1
votes

We are using Cassandra DataStax 6.0 and Spark enabled. We have 10GB of data coming every day. All queries are based on date. We have one huge table with 40 columns. We are planning to generate reports using Spark. What is the best way to setup this data. Since we keep getting data every day and save data for around 1 year in one table.

We tried to use different partition but most of our keys are based on date.

No code just need suggestion

Our query should be fast enough. We have 256GB Ram with 9 nodes. 44 core CPU.

1
Are you processing that data only by Spark, or also accessing them by other APIs? - Alex Ott
Only by Spark processing is being done - Hyder Tom

1 Answers

1
votes

Having the data organized in the daily partitions isn't very good design - in this case, only RF nodes will be active during the day writing the data, and then at the time of the report generation.

Because you'll be accessing that data only from Spark, you can use following approach - have some bucket field as partition key, for example, with uniformly generated random number, and timestamp as a clustering column, and maybe another uuid column for uniqueness guarantee of records, something like this:

create table test.sdtest (
  b int,
  ts timestamp,
  uid uuid,
  v1 int,
  primary key(b, ts, uid));

Where maximum value for generatio of b should be selected to have not too very big and not very small partitions, so we can effectively read them.

And then we can run Spark code like this:

import org.apache.spark.sql.cassandra._
val data = spark.read.cassandraFormat("sdtest", "test").load()
val filtered = data.filter("ts >= cast('2019-03-10T00:00:00+0000' as timestamp) AND ts < cast('2019-03-11T00:00:00+0000' as timestamp)")

The trick here is that we distribute data across the nodes by using the random partition key, so the all nodes will handle the load during writing the data and during the report generation.

If we look into physical plan for that Spark code (formatted for readability):

== Physical Plan ==
*Scan org.apache.spark.sql.cassandra.CassandraSourceRelation [b#23,ts#24,v1#25] 
PushedFilters: [*GreaterThanOrEqual(ts,2019-03-10 00:00:00.0),
  *LessThan(ts,2019-03-11 00:00:00.0)], ReadSchema: struct<b:int,ts:timestamp,v1:int>

We can see that both conditions will be pushed to DSE on the CQL level - this means, that Spark won't load all data into memory and filter them, but instead all filtering will happen in Cassandra, and only necessary data will be returned back.

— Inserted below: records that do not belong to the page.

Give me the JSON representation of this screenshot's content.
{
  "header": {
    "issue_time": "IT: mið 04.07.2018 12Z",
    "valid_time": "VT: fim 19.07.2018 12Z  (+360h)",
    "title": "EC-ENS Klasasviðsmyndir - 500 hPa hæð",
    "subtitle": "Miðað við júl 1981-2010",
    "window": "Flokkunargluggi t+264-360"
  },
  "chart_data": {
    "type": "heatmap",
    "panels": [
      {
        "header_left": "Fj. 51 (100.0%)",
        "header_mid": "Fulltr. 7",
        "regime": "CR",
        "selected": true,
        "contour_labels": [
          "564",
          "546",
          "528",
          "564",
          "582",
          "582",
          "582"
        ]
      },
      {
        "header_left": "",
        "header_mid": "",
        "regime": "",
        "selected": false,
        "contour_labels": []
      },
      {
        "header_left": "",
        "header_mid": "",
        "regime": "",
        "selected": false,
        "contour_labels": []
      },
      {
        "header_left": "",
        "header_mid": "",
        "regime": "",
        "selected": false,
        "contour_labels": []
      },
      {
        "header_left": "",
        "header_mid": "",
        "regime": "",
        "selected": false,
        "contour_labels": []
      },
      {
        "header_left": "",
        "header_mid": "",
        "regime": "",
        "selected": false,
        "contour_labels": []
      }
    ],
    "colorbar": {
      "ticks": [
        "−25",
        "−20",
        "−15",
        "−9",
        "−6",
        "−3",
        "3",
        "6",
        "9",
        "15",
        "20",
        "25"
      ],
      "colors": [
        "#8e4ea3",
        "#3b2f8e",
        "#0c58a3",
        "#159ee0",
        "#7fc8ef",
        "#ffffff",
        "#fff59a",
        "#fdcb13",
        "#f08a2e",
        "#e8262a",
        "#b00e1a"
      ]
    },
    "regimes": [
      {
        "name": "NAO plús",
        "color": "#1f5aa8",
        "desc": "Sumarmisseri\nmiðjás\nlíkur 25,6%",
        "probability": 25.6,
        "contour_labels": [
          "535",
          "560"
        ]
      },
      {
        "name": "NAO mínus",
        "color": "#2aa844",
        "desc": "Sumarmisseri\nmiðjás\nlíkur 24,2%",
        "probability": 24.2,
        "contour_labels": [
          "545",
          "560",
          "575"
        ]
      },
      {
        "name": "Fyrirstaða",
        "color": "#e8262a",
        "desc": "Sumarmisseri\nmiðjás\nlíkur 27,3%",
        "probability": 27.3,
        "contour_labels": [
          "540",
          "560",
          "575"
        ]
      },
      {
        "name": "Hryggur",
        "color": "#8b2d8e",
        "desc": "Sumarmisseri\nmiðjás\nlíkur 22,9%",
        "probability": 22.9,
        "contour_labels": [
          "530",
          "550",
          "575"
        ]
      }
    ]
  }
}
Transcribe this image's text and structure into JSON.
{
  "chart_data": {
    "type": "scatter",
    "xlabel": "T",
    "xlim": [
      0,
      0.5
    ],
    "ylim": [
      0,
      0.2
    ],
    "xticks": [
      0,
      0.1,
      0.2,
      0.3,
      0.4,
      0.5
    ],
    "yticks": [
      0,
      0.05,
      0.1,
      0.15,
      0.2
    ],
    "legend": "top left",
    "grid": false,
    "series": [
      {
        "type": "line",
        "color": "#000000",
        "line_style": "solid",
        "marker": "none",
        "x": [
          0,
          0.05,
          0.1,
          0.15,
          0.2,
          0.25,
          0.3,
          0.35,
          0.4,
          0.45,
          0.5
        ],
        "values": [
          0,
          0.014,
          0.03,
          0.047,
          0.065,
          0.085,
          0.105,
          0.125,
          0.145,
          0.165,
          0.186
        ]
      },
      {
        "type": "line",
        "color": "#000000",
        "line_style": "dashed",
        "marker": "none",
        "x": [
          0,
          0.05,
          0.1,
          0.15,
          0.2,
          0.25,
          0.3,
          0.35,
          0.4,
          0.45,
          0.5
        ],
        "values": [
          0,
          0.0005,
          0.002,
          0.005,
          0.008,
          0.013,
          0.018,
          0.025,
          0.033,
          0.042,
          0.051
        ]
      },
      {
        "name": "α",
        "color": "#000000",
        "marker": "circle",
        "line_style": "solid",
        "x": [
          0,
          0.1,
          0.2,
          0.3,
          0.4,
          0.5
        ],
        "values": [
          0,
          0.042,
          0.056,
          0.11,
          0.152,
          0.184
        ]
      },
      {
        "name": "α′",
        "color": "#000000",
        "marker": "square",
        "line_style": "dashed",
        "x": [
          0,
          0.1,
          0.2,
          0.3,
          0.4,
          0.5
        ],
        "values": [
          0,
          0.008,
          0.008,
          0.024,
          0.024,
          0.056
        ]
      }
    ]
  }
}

And because we're spreading requests between multiple nodes, the reading could be faster (need to test) than reading one giant partition. Another benefit of this design, is that it will be easy to perform deletion of the old data using Spark, with something like this:

val toDel = sc.cassandraTable("test", "sdtest").where("ts < '2019-08-10T00:00:00+0000'")
toDel.deleteFromCassandra("test", "sdtest", keyColumns = SomeColumns("b", "ts"))

In this case, Spark will perform very effective range/row deletion that will generate less tombstones.

P.S. it's recommended to use DSE's version of the Spark connector as it may have more optimizations.

P.P.S. theoretically, we can merge ts and uid into one timeuuid column, but I'm not sure that it will work with Dataframes.